THE WRITERLY SITUATION: Making a steady, comfortable living as a writer isn’t easy. It can also take a good deal of time and luck. Until that happens, many will pick up whatever work they can to make ends meet while they pursue their passions. Usually they find jobs of the assistant, retail, technical writing variety.

THE DANGER: Gillis finds himself instead playing accidental gigolo to former silent star, Norma Desmond. Which is totally fine. It’s good work if you can get it. It becomes more problematic when his Sugar Mama proves to be kind of insane, shoots him to death, and leaves him to be water-logged in her pool.

Tenebrae

THE WRITER: Peter Neal (Anthony Franciosa), a popular author of violent crime whodunit-esque novels that seem to particular victimize women.

THE WRITERLY SITUATION: Promotional book tours can be exhausting, but they can also put authors in touch with their audiences – whether local or all over the world. In the process a writer can learn about how their work affects readers and critics. That can sometimes include pretty harsh criticism.

THE DANGER: Harsh criticism is what Neal gets when he’s called a misogynist by one journalist and criticized by a television host for writing deviant fiction by another.

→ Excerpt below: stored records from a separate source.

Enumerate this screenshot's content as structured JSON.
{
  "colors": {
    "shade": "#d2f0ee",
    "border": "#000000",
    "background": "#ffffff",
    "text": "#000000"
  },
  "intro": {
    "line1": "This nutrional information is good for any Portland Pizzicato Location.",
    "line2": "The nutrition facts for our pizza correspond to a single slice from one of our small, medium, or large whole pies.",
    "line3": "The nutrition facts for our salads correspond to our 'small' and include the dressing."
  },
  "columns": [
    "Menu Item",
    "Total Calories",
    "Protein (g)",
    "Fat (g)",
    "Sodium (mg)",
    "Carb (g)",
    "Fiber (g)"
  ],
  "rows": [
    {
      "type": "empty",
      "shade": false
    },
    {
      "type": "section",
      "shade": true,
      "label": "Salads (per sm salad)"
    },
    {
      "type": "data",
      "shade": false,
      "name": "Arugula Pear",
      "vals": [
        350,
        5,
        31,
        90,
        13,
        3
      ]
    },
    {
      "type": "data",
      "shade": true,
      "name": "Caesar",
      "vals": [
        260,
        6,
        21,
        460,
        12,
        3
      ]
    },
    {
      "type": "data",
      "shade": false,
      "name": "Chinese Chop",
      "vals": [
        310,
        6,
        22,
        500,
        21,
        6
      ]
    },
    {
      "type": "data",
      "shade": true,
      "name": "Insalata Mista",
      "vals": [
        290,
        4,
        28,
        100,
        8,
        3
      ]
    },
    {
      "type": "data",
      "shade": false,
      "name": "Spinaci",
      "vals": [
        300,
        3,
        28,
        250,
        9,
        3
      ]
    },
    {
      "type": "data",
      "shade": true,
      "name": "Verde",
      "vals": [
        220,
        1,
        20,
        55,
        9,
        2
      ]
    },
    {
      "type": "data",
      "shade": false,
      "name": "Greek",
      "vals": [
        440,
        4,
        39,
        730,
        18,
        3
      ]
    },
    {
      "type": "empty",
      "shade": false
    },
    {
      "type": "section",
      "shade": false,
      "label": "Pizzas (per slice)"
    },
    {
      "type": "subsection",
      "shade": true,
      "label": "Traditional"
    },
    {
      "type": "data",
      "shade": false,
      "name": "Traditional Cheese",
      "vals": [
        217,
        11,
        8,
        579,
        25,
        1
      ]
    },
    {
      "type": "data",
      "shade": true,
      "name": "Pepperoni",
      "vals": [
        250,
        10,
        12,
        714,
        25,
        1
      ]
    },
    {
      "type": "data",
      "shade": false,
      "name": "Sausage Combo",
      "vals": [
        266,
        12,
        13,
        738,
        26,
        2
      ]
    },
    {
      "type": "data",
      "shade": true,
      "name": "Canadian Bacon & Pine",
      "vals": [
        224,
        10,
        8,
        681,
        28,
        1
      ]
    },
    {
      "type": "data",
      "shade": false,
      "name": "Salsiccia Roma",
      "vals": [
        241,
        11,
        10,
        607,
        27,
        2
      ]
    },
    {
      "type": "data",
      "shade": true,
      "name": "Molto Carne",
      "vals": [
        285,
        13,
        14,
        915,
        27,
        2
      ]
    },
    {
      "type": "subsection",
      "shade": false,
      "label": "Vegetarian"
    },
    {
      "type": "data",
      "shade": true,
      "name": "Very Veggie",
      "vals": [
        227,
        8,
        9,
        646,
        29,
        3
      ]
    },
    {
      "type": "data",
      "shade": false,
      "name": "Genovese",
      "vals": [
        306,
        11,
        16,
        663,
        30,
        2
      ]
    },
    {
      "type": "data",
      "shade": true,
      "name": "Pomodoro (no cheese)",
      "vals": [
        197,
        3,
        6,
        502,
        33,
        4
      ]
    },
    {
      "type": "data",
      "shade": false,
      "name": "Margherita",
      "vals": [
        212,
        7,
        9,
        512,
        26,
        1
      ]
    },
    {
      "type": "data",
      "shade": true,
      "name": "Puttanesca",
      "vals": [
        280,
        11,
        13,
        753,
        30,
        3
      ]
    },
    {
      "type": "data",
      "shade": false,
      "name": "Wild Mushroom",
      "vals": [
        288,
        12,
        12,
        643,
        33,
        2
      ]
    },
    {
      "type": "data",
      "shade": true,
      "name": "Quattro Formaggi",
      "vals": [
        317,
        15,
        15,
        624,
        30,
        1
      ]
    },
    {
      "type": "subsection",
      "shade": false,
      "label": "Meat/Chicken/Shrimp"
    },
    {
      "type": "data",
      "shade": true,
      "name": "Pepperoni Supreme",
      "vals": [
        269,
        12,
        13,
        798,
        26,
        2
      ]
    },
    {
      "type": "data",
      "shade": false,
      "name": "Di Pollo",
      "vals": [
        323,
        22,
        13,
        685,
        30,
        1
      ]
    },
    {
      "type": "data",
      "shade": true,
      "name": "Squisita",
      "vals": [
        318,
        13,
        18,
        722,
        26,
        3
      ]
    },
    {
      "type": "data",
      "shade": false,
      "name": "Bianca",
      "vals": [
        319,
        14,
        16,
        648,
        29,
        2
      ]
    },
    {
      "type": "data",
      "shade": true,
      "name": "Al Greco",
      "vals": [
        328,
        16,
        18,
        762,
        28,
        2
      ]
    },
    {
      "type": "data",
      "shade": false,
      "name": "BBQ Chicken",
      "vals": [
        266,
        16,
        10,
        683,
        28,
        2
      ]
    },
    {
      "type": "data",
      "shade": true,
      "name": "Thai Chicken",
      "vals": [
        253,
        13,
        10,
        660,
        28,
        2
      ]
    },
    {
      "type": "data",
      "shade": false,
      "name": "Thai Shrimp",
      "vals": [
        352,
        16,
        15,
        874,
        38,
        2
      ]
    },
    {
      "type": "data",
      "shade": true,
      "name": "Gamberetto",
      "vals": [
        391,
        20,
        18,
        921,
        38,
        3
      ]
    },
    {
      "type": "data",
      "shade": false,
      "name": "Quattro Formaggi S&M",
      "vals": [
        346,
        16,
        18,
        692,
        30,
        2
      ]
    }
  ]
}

The problem arises when that host — initially unbeknownst to Neal — internalizes the novel’s violence too much and starts killing young women. Neal puts his life in danger by employing his fake detective skills to find the killer. He does, which is right about when his mind snaps. An old trauma and murderous side get unearthed, and he goes on his own murderous rampage with an ax to snuff out anyone who has humiliated him — most of all his adulterous fiancée and her lover (Mort from Secret Window can relate). Neal eventually meets his fatal end impaled upon some modern art.

The Dark Half

THE WRITER: Thad Beaumont (Timothy Hutton) a writer of unsuccessful literary fiction who also uses a pseudonym — George Stark — to write violent crime novels that are far more successful.

THE WRITERLY SITUATION: Depending on whom you ask, writing isn’t something that can be learned, it’s simply a talent one is born with. For many it’s something they feel powerfully inside of them from very early on and is about as necessary as breathing.

THE DANGER: Thad is one of those people born with a talent for writing. He is also born having absorbed his twin. Several years later his brother shows up as a supernatural tumor in Thad’s brain — complete with eyes, teeth, ears, and a nose. He gets excised from Thad’s body, but that doesn’t stop him from manifesting as Thad’s problematic alternate personality — George Stark — who he uses as a pseudonym to write violent, lurid pulp fiction. OK, so far this isn’t dangerous so much as just weird and gross. Problem is Thad decides to symbolically bury his alter-ego (complete with fake grave). Which pisses George off. So, like most stubborn identical twins, he decides to become a corporeal being, crawl out of his grave, and start killing people. And of course, he frames Thad for it. Eventually George threatens to kill Thad’s family, they engage in a thrilling write-off, and Thad watches George get picked apart by sparrows. Yeah, this movie is something, let me tell you.

The Shining

THE WRITER: An aspiring scribe, Jack Torrance (Jack Nicholson) takes on a caretaker position at an isolated hotel to have a peaceful and quiet environment to write in.

THE WRITERLY SITUATION: Writers require their routine to incorporate an ideal location that provides a comfortable, fertile environment for productivity. For some, picking a perfect place can make or break how well one writes.

THE DANGER: Jack probably could have picked a better place than one on top of an ancient Native American burial ground. One that — coupled with writer’s block — proves to incite a psychotic break, homicidal tendencies, necrophilia, a serious vendetta against trees (whether in the form of wooden doors or wasted typewriting paper), and a pretty miserable death.